Laurence Lewis looks at the new yachting workforce and their aspirations for a better work life balance.
The Monaco Yacht Show 2015 is taking place towards the end of September which pretty much signals the end of the Mediterranean season and the beginning of the shipyard and Caribbean season. Charter vessels all of sizes, builds, styles and ages were busier than ever this summer and last minute clients were struggling to find any available yachts; Stamina was the key quality required for the 2015 crew, especially for the newcomers to the industry; 2015 was not the season for the faint hearted!
Yet, many yachts and captains were having to struggle with junior crew, Millennial crew, the 'Y' generation, many of whom have been described as lazy, selfish, self-centred, money orientated and prone to job hop with no consideration for the team, the yacht schedule and its owners and guests. "It's not for me, I want to go now'", "It's my friend's wedding on the 5th August, I don't want to miss it; I'm off"…
"The trophy kid' syndrome, as presented by Ron Alsop in his book "The Trophy Kids grow up". You know, children who have been rewarded by their parents for minimal accomplishments and have unrealistic or delusional expectations of working life. It is en vogue to criticise this generation and many captains find this new crew unprepared to work on yachts and difficult to manage.
The Generation Y is a larger group than the baby boomers and their children, the Generation X (that's you if you can remember where you were when Kurt Cobain died) and, like them or not, they are the future of yachting. In fact, the US Bureau of Statistics shows that by 2015, 'Millennials' became the workforce new majority.
It's a remarkably talented generation. Millennials have passion, are very sporty and have a broad range of interests. They love travelling and want to get "there' fast! It's also a complex generation with contradictory characteristics and a different concept of authority; understanding them will help to recruit and retain them on your yacht. Millennials have grown up with technology at their fingertips, they communicate quickly and request fast internet access on yachts, and why wouldn't they?

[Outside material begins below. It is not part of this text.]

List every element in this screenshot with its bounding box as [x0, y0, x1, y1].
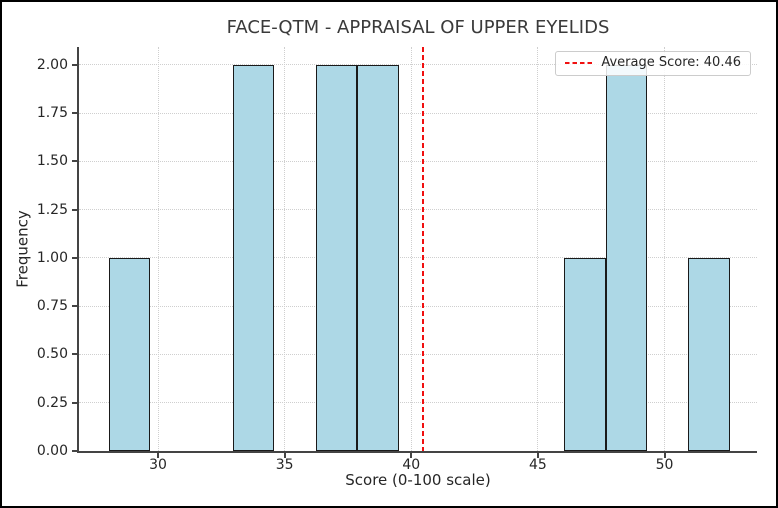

Many can't even remember the world before PCs. They have a lack of sense of discretion on social media and are not willing to sacrifice their network of friends for a job. They want freedom and flexibility. Ah, I forgot to mention it above, this generation is also called The 'Me' Generation…
Of course, some comments above are stereotypes; trying to define a generation is often a futile exercise, but nevertheless, adjusting your style of management might just make the difference between keeping or losing your new crew and having to start building it up all over again. Millennials have been told by their parents that their opinion matters, that they should speak up and question things so you might hit a brick wall with a 'command and order' management style; a more inclusive philosophy will get you more results; I know, easier said than done on a yacht where it's 24/7. Over to you to demonstrate that processes are in place for a reason, because they work and that old ways can be the best way.
The other important point is training and development; the new crew coming on the market has a low boredom threshold and they want to acquire new skills and certificates quickly. Employers and yachts who assist with courses and career progression will strike a chord with these newcomers as it demonstrates that as an employer, you have an interest in their success which in turn, will make them want to give you more in return.
Recruiters and employers have to be clear and ensure crew understand fully what the collective goal is, explain that yachting can be, and often is, tough with long hours, hard physical work but that just rewards and promotion are available for those able to keep the pace. This message should be sounded loud and clear at the interviewing stage so that all parties know where they stand. Millennials are looking for a well-balanced working environment, they want to work with friends and in many ways, yachting with its strong communities is a great place for Millennials to be.